Peter Elwin, head of accounting and valuation at investment bank JP Morgan Cazenove, has warned that, if one particular firm of accountants were found to have been negligent in signing off the accounts of failed or financially unviable institutions, investors could take fright and create a “run” on the audit firm question.

“We’re in Andersen territory here,” Elwin told a round-table event hosted by KPMG. “We’re in that kind of market right now.”

He believes that there is a danger that one of the “Big Four” firms could see its international network implode like so many dominoes, as short-sellers would target the shares of the audit firm’s clients, and clients would seek to distance themselves from the fall-out by sacking it as their auditor.

If I had the (mis)fortune to be a KPMG partner, I would be kind of worried right now.

A history of questionable practise

  • In August 2008, the US Public Company Accounting Oversight Board said KMPG had failed to conduct proper evaluations and testing procedures to back up its audits of ten clients. The PCAOB cited instances where the firm should have performed additional tests to confirm its clients’ valuations and assertions, as well as to notice instances where a client had strayed from generally agreed accounting principles (GAAP).
  • In June 2008, KPMG was ordered to pay a £495,000 fine and costs of £1.15m by self-regulatory accountancy body, the Joint Disciplinary Scheme for failing to complete a professional audit of the collapsed insurer Independent Insurance. The JDS found that KPMG had failed to take steps to check suspicious information provided by Independent’s management during the company’s audit for the year ending December 2000.
  • In December 2006, Fannie Mae, the biggest US mortgage finance company, started legal proceedings against KPMG’s US arm in the hope of retrieving $2 billion. The government sponsored enterprise alleges that KPMG failed to serve its role as an independent watchdog and prevent accounting errors that led to $6.3 billion in overstated earnings. That is over and above the $400 million KPMG agreed to pay the SEC to settle the regulator’s fraud allegations.
  • In a counter-action, KPMG is suing ex-client Fannie Mae for “fraudulent deception” which it says prevented it from uncovering $6.3 billion in overstated earnings. KPMG alleges that from 1998 to 2004 Fannie Mae withheld and distorted its accounting, engaging in “breach of contract, fraudulent misrepresentation, fraudulent inducement”. KPMG says Fannie’s misrepresentation caused it to suffer “injury to its reputation, legal costs, exposure to legal liability, costs and expenses of responding to investigations” of Fannie Mae, and other losses.
  • In August 2005, KPMG admitted to criminal wrongdoing over a multi-billion dollar tax fraud in the US and agreed to pay $456 million in fines and settlements as part of an major agreement with the US Justice Department and the Internal Revenue Service. Six former KPMG partners and its former deputy chairman were criminally prosecuted in relation to the tax fraud conspiracy, relating to the design, marketing, and implementation of fraudulent tax shelters.

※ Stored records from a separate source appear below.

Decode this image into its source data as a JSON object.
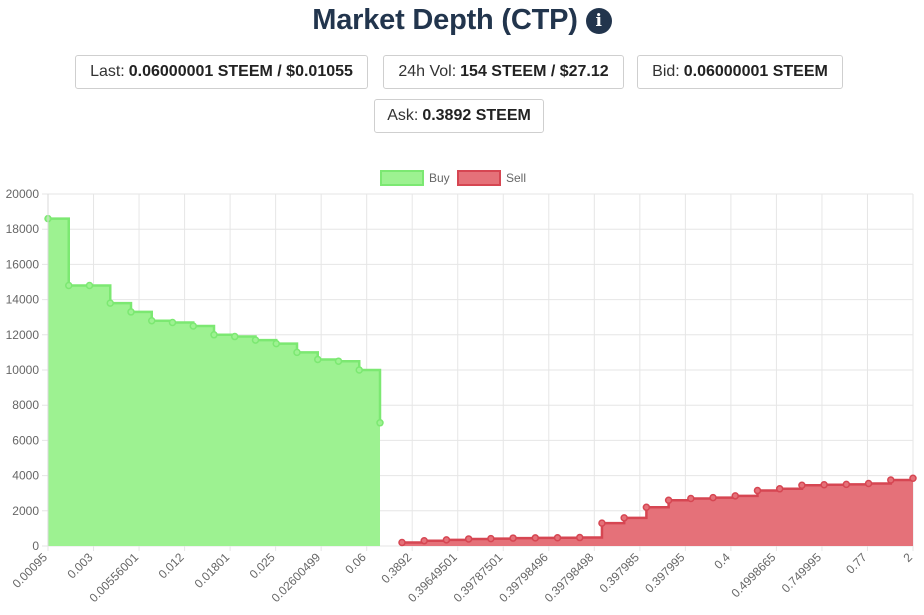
{
  "header": {
    "title": "Market Depth (CTP)",
    "info_icon": "info-circle-icon"
  },
  "stats": {
    "last_label": "Last:",
    "last_value": "0.06000001 STEEM / $0.01055",
    "vol_label": "24h Vol:",
    "vol_value": "154 STEEM / $27.12",
    "bid_label": "Bid:",
    "bid_value": "0.06000001 STEEM",
    "ask_label": "Ask:",
    "ask_value": "0.3892 STEEM"
  },
  "chart_data": {
    "type": "area",
    "legend_position": "top",
    "grid": true,
    "ylim": [
      0,
      20000
    ],
    "y_ticks": [
      0,
      2000,
      4000,
      6000,
      8000,
      10000,
      12000,
      14000,
      16000,
      18000,
      20000
    ],
    "x_tick_labels": [
      "0.00095",
      "0.003",
      "0.00556001",
      "0.012",
      "0.01801",
      "0.025",
      "0.02600499",
      "0.06",
      "0.3892",
      "0.39649501",
      "0.39787501",
      "0.39798496",
      "0.39798498",
      "0.397985",
      "0.397995",
      "0.4",
      "0.4998665",
      "0.749995",
      "0.77",
      "2"
    ],
    "series": [
      {
        "name": "Buy",
        "color": "#9df291",
        "border": "#7ce872",
        "values": [
          18600,
          14800,
          14800,
          13800,
          13300,
          12800,
          12700,
          12500,
          12000,
          11900,
          11700,
          11500,
          11000,
          10600,
          10500,
          10000,
          7000
        ]
      },
      {
        "name": "Sell",
        "color": "#e57179",
        "border": "#d64652",
        "values": [
          200,
          300,
          350,
          400,
          420,
          450,
          460,
          470,
          480,
          1300,
          1600,
          2200,
          2600,
          2700,
          2750,
          2850,
          3150,
          3250,
          3450,
          3480,
          3500,
          3550,
          3750,
          3850
        ]
      }
    ]
  }
}
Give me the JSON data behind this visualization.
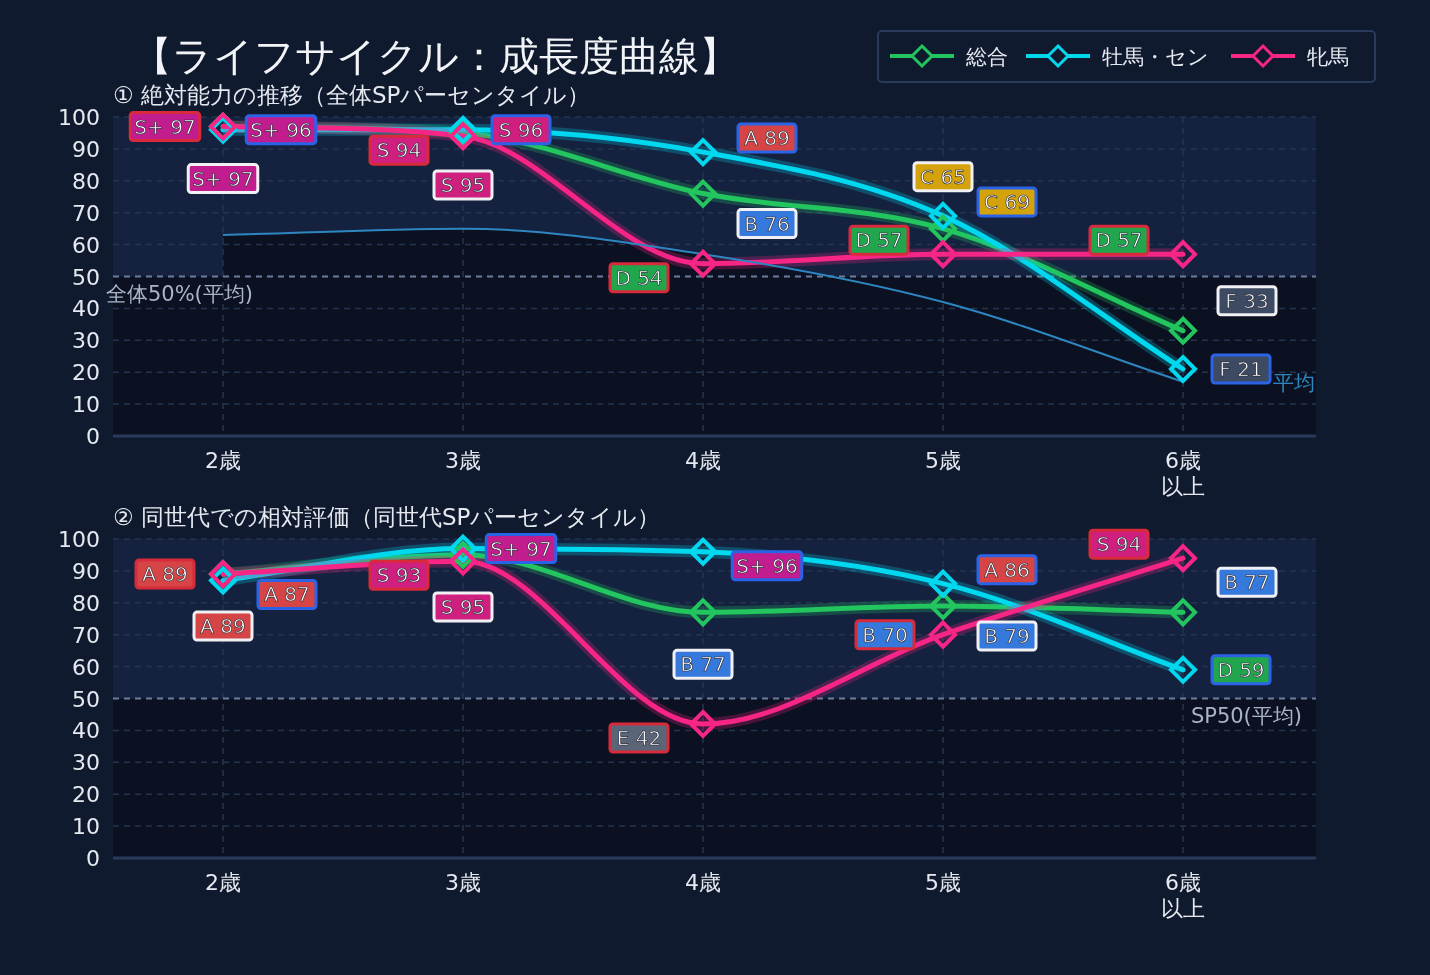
{
  "chart_data": [
    {
      "type": "line",
      "title": "【ライフサイクル：成長度曲線】",
      "subtitle": "① 絶対能力の推移（全体SPパーセンタイル）",
      "categories": [
        "2歳",
        "3歳",
        "4歳",
        "5歳",
        "6歳以上"
      ],
      "ylim": [
        0,
        100
      ],
      "yticks": [
        0,
        10,
        20,
        30,
        40,
        50,
        60,
        70,
        80,
        90,
        100
      ],
      "grid": true,
      "legend": "top right",
      "marker": "diamond",
      "series": [
        {
          "name": "総合",
          "color": "#22c55e",
          "values": [
            97,
            95,
            76,
            65,
            33
          ],
          "value_labels": [
            "S+ 97",
            "S 95",
            "B 76",
            "C 65",
            "F 33"
          ]
        },
        {
          "name": "牡馬・セン",
          "color": "#00d8f0",
          "values": [
            96,
            96,
            89,
            69,
            21
          ],
          "value_labels": [
            "S+ 96",
            "S 96",
            "A 89",
            "C 69",
            "F 21"
          ]
        },
        {
          "name": "牝馬",
          "color": "#f72585",
          "values": [
            97,
            94,
            54,
            57,
            57
          ],
          "value_labels": [
            "S+ 97",
            "S 94",
            "D 54",
            "D 57",
            "D 57"
          ]
        },
        {
          "name": "平均",
          "type": "area",
          "color": "#2e86c1",
          "marker": "none",
          "values": [
            63,
            65,
            57,
            42,
            17
          ]
        }
      ],
      "ref_lines": [
        {
          "axis": "y",
          "value": 50,
          "label": "全体50%(平均)",
          "color": "#6b7a99",
          "line_style": "dashed"
        }
      ],
      "bands": [
        {
          "axis": "y",
          "from": 50,
          "to": 100,
          "color": "#14223f"
        }
      ]
    },
    {
      "type": "line",
      "subtitle": "② 同世代での相対評価（同世代SPパーセンタイル）",
      "categories": [
        "2歳",
        "3歳",
        "4歳",
        "5歳",
        "6歳以上"
      ],
      "ylim": [
        0,
        100
      ],
      "yticks": [
        0,
        10,
        20,
        30,
        40,
        50,
        60,
        70,
        80,
        90,
        100
      ],
      "grid": true,
      "marker": "diamond",
      "series": [
        {
          "color": "#22c55e",
          "values": [
            89,
            95,
            77,
            79,
            77
          ],
          "value_labels": [
            "A 89",
            "S 95",
            "B 77",
            "B 79",
            "B 77"
          ]
        },
        {
          "color": "#00d8f0",
          "values": [
            87,
            97,
            96,
            86,
            59
          ],
          "value_labels": [
            "A 87",
            "S+ 97",
            "S+ 96",
            "A 86",
            "D 59"
          ]
        },
        {
          "color": "#f72585",
          "values": [
            89,
            93,
            42,
            70,
            94
          ],
          "value_labels": [
            "A 89",
            "S 93",
            "E 42",
            "B 70",
            "S 94"
          ]
        }
      ],
      "ref_lines": [
        {
          "axis": "y",
          "value": 50,
          "label": "SP50(平均)",
          "color": "#6b7a99",
          "line_style": "dashed"
        }
      ],
      "bands": [
        {
          "axis": "y",
          "from": 50,
          "to": 100,
          "color": "#14223f"
        }
      ]
    }
  ]
}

Attorney General Alberto R. Gonzales said: “The agreement requires KPMG to accept responsibility and make amends for its criminal conduct while protecting innocent workers and others from the consequences of a conviction.” The agreement imposed permanent restrictions on KPMG’s tax practice and banned KPMG from becoming involved with pre-packaged tax products. IRS Commissioner Mark Everson said: “At some point such conduct passes from clever accounting and lawyering to theft from the people.”

Comments

  1. The Treasury Select Committee might want to take a look at PriceWaterhouseCoopers, which often likes to pretend it is more thorough and less corruptible than other members of the “Big Four”.

    Not only did PwC audit the biggest feeder fund for Bernie Madoff (Fairfield Greenwich’s Sentry Fund, whose clients are have lost $7.5bn through the Madoff fraud and which may well sue PwC for want of anyone else to go after). PwC also has the dishonour to be the auditor for the fraudulent Indian IT company Satyam!